Selon le Programme des Nations Unies pour l'environnement, l'élévation du niveau de la mer pour certaines îles du Pacifique occidental était quatre fois la moyenne mondiale, augmentant de 1,2 cm par an de 1993 à 2012 en raison des changements de vents et de courants. Environnement (PNUE).

L'étude, publiée à l'occasion de la Journée mondiale de l'environnement des Nations Unies le 5 juin, souligne que le réchauffement des eaux de l'océan Indien dans les Caraïbes endommageait les récifs, tuant les minuscules animaux qui composent les coraux.

"Ces 52 nations, qui abritent plus de 62 millions de personnes, émettent moins de 1% des gaz à effet de serre mondiaux, mais elles souffrent de manière disproportionnée du changement climatique que les émissions mondiales provoquent", a déclaré Achim Steiner, directeur exécutif de PNUE

"Certaines îles peuvent devenir inhabitables et d'autres risquent de perdre la totalité de leurs territoires", a indiqué l'étude.

La perte de corail entraîne une perte d'un billion de dollars par an pour les services fournis par la nature, souvent considérés comme gratuits.

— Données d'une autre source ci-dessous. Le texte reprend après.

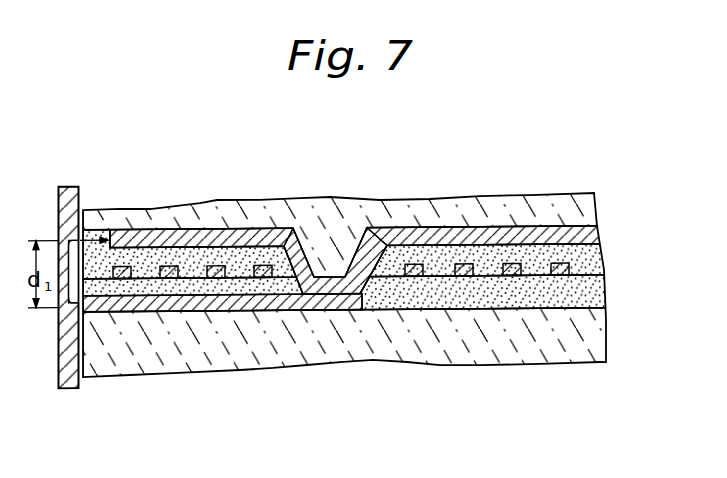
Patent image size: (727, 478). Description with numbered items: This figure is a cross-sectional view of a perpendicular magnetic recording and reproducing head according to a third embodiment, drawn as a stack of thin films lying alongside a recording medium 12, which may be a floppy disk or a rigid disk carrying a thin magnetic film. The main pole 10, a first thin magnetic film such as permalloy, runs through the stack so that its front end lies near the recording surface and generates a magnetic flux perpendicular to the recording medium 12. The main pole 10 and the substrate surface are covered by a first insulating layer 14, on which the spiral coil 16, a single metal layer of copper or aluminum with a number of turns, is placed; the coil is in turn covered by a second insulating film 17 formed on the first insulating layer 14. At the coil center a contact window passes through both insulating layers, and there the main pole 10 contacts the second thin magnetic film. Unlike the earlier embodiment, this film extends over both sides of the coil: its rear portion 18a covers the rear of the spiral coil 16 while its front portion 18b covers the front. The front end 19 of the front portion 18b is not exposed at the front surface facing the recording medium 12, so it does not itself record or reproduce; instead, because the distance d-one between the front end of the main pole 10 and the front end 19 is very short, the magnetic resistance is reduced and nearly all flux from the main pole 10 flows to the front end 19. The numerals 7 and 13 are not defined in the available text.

The heating element 7 is at (262, 260).
The main pole 10 is at (191, 305).
The recording medium 12 is at (63, 388).
The substrate 13 is at (345, 363).
The first insulating layer 14 is at (267, 288).
The spiral coil 16 is at (580, 263).
The second insulating film 17 is at (382, 262).
The rear portion of the second thin magnetic film 18a is at (601, 230).
The front portion of the second thin magnetic film 18b is at (181, 229).
The front end of the front portion of the second thin magnetic film 19 is at (125, 211).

Les coraux sont des nurseries pour de nombreux types de poissons, ils aident à protéger la côte des tempêtes et des tsunamis et attirent également les touristes.

Une étude le mois dernier a estimé que chaque hectare des récifs coralliens du monde fournit des services d'une valeur de 350 000 $ par an. Une perte de 34 millions d'hectares de corail depuis la fin des années 90 représente 11,9 billions de dollars par an. "Les coraux ... sont probablement les écosystèmes les plus menacés de la planète", a déclaré Robert Costanza de l'Université nationale australienne et principal auteur de l'étude.

Le panel des climatologues de l'ONU a déclaré en mars qu'il y avait des signes avant-coureurs que les coraux d'eau chaude connaissaient déjà des changements "irréversibles". "La lutte contre le changement climatique ... est absolument vitale pour la survie des petits pays insulaires", a déclaré Christiana Figueres, chef du Secrétariat des Nations Unies sur le changement climatique, lors d'une conférence de presse.

Le rapport souligne également que les petites îles pourraient tirer parti de l'énergie solaire ou éolienne abondante pour aider à réduire leur facture d'importation de carburant, souvent entre 5% et 20% du produit intérieur brut.

"Nous faisons ce que nous pouvons", a déclaré le ministre de l'Environnement des Îles Marshall, Tony de Brum, soulignant les plans d'investissement solaire. Les îles Marshall ont le plus grand sanctuaire de requins au monde.